The C-suite plays an enormous role in support of a company’s E+C efforts. Leaders must develop a culture where employees are encouraged to discuss their day-to-day dilemmas. Lines of communication must be open to stakeholder inside and outside the organization. Today’s leaders must create an organizational culture unhampered by fear. Such leaders are committed to problem finding, not just problem solving. They must embrace error, even failure, because it teaches more than problem solving. They encourage healthy dissent, and reward those brave enough to say no.
The payoff is even more significant. This trust, once developed, will extend to customers, regulators, employees, and the public. It will develop a renewed sense of pride, dedication, and loyalty to the company.

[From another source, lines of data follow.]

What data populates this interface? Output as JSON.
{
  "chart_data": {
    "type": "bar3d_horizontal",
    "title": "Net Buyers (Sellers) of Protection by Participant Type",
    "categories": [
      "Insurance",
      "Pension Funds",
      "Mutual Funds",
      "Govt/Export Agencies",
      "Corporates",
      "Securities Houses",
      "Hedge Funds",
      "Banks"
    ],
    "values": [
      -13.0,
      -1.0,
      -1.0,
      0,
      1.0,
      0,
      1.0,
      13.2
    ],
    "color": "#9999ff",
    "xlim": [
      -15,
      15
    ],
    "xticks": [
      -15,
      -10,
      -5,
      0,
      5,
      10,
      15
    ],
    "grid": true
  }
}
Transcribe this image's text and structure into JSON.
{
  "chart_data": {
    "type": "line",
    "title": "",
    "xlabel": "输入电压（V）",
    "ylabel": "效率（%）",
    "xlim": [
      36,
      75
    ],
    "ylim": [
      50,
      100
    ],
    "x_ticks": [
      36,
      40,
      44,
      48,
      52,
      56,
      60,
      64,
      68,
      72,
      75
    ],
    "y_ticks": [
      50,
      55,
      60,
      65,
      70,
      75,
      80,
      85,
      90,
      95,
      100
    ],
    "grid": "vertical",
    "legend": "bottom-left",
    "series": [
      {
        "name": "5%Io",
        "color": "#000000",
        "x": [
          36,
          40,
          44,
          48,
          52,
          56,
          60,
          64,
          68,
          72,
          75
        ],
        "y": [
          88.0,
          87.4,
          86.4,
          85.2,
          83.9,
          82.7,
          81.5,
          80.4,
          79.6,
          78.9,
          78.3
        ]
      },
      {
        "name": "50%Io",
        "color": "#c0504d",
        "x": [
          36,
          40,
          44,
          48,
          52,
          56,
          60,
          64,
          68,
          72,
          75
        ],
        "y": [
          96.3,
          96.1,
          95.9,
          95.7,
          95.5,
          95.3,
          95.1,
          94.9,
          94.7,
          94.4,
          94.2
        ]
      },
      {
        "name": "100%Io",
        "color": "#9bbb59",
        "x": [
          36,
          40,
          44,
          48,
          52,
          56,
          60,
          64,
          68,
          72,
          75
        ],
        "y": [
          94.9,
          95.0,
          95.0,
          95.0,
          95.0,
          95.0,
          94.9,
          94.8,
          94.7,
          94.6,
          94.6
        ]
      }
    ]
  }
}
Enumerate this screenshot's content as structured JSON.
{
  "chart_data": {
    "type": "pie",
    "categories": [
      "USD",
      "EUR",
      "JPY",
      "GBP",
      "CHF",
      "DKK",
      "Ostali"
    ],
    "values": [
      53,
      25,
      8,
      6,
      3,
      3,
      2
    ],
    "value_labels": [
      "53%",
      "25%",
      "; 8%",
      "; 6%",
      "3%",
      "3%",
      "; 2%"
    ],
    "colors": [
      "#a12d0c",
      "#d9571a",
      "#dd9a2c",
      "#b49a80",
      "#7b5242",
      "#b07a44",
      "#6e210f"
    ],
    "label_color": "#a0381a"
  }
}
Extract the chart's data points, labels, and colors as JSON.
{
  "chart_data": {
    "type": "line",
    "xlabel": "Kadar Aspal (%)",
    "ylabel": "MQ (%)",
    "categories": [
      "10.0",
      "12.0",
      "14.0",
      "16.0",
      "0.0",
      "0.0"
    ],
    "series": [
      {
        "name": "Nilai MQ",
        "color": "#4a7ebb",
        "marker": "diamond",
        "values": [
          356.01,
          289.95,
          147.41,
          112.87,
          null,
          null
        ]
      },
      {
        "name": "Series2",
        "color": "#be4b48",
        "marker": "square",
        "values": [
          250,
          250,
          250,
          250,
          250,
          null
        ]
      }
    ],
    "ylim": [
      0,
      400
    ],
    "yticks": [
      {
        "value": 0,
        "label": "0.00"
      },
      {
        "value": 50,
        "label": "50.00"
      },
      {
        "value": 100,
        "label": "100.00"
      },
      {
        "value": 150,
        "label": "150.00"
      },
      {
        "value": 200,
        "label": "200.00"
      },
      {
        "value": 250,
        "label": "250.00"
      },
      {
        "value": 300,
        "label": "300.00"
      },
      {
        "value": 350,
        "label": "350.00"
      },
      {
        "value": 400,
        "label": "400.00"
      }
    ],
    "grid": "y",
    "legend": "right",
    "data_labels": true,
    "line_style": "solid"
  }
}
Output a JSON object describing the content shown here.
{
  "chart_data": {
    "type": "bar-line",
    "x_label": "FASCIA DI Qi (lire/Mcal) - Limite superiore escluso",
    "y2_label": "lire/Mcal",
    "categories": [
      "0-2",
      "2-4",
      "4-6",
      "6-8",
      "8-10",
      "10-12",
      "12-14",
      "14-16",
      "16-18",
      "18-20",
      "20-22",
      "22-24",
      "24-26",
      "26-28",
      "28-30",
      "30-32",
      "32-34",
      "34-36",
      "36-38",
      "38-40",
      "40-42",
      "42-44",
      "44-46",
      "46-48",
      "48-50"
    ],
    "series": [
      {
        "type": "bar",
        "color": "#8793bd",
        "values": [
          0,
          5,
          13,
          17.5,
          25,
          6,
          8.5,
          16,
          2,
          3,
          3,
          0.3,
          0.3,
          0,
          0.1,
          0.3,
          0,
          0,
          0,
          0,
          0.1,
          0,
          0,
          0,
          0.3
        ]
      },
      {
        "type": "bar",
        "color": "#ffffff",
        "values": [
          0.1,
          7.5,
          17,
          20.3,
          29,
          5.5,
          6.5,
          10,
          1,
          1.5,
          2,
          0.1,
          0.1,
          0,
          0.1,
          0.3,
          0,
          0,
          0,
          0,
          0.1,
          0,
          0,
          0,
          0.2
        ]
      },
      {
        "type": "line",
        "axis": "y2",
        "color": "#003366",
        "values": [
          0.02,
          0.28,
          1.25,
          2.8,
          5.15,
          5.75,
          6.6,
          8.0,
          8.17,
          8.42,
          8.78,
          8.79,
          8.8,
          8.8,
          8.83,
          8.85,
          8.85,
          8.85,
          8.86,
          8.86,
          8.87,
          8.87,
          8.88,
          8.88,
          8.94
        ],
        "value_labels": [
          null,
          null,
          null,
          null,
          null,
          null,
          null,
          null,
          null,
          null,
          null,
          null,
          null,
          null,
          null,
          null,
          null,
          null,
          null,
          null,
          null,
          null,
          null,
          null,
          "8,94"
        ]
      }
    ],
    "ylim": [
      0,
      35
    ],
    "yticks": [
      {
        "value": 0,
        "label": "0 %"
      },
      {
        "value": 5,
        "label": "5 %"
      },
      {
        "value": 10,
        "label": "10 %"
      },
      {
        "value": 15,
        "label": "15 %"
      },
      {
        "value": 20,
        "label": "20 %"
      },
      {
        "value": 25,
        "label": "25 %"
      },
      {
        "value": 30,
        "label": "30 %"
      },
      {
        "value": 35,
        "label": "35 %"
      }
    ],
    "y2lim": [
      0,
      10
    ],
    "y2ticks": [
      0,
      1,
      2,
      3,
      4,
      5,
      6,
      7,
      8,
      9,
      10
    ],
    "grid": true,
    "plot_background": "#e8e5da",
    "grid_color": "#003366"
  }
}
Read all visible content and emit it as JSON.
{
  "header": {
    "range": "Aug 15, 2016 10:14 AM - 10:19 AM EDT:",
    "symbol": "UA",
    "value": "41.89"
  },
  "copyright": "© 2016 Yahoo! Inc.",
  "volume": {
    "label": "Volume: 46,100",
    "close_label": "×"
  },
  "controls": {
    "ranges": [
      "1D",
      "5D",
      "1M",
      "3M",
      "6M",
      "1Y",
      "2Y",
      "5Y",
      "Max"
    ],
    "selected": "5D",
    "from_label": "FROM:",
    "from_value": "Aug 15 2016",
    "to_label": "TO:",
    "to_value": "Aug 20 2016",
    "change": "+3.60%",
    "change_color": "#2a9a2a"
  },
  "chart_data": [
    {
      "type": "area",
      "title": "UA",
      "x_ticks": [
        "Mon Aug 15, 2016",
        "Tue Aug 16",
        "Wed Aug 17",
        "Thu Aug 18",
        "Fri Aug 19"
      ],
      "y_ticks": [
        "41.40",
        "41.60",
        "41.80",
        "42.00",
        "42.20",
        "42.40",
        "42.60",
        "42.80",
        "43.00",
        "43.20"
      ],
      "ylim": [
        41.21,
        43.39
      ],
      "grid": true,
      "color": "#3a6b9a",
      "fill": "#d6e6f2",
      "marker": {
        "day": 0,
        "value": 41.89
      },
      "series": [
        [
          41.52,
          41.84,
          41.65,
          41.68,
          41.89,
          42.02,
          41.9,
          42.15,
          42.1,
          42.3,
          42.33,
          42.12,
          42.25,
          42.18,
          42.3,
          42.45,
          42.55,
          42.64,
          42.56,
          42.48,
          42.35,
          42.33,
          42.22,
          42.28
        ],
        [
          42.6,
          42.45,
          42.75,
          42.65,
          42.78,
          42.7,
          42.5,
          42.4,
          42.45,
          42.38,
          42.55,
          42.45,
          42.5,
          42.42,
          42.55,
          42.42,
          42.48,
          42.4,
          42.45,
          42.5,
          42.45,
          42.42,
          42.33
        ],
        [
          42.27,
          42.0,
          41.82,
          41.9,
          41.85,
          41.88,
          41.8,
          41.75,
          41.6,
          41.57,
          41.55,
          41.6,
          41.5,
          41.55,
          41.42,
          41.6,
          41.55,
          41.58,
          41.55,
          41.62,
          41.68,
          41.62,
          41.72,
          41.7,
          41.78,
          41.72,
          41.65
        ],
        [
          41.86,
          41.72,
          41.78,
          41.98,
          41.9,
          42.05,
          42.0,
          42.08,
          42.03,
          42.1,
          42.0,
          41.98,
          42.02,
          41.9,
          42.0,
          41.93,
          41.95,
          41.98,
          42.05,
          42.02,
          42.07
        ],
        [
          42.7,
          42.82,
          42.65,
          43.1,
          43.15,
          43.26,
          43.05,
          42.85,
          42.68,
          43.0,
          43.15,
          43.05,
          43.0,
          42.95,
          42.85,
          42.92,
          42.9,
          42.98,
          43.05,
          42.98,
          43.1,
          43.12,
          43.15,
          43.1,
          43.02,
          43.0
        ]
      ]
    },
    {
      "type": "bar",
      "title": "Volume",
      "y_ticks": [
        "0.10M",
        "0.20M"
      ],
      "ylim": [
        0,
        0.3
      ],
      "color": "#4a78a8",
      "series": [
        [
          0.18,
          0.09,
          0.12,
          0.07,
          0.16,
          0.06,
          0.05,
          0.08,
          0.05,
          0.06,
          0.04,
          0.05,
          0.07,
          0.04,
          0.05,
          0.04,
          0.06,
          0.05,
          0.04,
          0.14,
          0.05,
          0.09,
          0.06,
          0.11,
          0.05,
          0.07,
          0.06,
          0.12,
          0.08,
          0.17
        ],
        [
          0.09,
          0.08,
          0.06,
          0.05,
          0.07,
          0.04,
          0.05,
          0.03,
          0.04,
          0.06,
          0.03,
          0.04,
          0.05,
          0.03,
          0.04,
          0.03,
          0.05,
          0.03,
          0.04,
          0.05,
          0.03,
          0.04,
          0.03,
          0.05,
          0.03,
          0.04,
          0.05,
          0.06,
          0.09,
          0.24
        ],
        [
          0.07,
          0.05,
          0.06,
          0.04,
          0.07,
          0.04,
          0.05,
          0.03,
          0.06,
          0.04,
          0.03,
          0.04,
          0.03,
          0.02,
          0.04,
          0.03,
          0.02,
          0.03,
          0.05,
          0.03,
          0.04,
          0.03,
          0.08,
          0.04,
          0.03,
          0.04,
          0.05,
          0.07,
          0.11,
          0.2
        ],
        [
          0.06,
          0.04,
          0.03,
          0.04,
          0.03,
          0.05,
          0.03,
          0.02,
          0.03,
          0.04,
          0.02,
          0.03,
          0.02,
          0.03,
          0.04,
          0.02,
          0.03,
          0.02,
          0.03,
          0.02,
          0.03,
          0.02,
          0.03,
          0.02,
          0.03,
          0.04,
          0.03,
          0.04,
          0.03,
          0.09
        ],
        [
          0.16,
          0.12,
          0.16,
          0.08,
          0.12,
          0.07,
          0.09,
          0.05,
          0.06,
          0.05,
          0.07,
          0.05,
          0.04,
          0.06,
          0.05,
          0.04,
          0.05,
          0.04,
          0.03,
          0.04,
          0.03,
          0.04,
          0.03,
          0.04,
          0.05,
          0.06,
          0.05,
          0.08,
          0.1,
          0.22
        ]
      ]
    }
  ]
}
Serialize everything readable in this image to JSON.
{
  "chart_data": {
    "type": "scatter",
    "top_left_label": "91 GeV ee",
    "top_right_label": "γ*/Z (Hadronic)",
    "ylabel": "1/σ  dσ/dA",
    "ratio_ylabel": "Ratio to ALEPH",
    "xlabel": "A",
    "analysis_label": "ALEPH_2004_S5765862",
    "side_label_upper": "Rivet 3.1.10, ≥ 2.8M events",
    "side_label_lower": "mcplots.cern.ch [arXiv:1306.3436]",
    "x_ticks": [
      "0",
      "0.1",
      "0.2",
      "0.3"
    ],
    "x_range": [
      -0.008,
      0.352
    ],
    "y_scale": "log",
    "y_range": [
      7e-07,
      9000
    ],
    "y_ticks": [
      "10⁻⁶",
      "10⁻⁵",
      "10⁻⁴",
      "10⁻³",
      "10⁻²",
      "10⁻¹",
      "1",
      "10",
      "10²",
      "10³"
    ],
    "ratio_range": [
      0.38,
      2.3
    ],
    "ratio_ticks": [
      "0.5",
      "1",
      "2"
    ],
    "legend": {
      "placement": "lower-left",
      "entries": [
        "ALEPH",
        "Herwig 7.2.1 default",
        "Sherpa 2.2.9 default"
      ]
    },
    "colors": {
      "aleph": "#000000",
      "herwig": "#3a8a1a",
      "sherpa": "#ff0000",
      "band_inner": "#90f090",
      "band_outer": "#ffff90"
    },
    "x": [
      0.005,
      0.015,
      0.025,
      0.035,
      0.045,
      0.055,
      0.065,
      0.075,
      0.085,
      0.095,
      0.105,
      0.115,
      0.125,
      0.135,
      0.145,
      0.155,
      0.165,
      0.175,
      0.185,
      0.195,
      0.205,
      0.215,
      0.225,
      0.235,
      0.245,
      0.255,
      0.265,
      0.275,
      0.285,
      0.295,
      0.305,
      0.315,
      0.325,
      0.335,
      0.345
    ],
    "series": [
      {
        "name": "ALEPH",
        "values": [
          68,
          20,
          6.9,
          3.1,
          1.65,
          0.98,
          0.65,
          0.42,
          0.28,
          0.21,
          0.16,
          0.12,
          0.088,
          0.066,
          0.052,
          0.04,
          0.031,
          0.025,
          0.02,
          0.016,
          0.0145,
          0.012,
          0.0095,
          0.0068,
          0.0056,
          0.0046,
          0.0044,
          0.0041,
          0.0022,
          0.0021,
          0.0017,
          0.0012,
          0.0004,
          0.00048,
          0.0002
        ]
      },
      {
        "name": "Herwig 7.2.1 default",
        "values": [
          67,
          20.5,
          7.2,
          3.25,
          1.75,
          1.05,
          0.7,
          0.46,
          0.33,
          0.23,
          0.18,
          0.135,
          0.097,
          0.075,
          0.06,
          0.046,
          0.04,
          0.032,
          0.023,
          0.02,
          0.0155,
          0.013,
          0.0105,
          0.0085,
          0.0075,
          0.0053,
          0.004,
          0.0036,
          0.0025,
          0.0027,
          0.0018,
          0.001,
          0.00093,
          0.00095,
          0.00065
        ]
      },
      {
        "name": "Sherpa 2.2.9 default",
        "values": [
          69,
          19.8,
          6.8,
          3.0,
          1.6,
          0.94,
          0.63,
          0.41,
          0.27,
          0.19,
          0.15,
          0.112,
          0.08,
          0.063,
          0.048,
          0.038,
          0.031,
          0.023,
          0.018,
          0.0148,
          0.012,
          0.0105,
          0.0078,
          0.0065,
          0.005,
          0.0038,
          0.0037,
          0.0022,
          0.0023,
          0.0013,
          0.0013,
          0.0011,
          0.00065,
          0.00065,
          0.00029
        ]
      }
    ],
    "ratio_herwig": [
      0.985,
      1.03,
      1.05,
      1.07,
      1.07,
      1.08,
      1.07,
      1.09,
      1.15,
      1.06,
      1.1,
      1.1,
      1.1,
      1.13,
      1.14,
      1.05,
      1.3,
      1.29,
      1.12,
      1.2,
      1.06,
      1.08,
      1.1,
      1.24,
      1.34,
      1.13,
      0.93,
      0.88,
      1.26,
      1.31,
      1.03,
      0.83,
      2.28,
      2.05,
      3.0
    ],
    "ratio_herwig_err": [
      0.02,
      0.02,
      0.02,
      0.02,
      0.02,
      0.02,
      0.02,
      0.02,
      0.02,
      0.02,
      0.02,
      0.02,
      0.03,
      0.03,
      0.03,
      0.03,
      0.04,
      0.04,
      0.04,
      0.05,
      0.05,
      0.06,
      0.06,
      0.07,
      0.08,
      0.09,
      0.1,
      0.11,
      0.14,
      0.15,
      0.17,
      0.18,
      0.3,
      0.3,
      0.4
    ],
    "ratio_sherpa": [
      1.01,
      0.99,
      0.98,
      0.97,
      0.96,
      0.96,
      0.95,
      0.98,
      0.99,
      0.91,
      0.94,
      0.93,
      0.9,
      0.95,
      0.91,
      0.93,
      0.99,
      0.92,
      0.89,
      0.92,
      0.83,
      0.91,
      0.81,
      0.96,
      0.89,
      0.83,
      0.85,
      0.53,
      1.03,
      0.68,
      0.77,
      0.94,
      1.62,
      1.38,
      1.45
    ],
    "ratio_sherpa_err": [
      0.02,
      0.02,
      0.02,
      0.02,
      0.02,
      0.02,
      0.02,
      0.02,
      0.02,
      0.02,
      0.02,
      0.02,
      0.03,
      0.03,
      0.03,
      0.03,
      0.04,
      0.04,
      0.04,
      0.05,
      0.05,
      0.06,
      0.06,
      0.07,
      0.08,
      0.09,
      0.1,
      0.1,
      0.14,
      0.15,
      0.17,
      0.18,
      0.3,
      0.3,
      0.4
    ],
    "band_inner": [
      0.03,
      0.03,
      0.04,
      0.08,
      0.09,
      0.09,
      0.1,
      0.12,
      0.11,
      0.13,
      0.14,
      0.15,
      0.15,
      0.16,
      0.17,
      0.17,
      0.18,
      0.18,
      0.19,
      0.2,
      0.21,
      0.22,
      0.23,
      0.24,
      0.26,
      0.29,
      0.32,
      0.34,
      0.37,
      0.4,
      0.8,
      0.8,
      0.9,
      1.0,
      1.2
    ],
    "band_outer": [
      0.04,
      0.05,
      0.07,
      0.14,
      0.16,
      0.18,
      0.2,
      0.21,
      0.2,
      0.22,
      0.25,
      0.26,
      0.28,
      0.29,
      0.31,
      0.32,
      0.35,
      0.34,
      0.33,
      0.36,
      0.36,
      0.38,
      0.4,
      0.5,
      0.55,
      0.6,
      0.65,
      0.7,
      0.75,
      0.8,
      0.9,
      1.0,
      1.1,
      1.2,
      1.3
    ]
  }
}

For sure, the role of ethics and compliance executives have become increasingly risky and complex. It is imperative that E+C professionals find ways to partner with other risks managers in the firm, e.g. internal audit, HR, legal, and business leaders. In addition, sharing best practices with colleagues from other firms and industries and learning from them is essential to stay ahead of new and emerging risks, and finding effective ways to mitigate against them. Progress can only be sustained through the collective actions and practical partnerships of committed businesses working together with governments and civil society organizations.
As we look ahead, however, the true measure of success of the efforts of ethics and compliance executives must be seen not just in terms of operational and legal compliance or limiting the liability to the company, but also in how the efforts contribute to the success of the enterprise.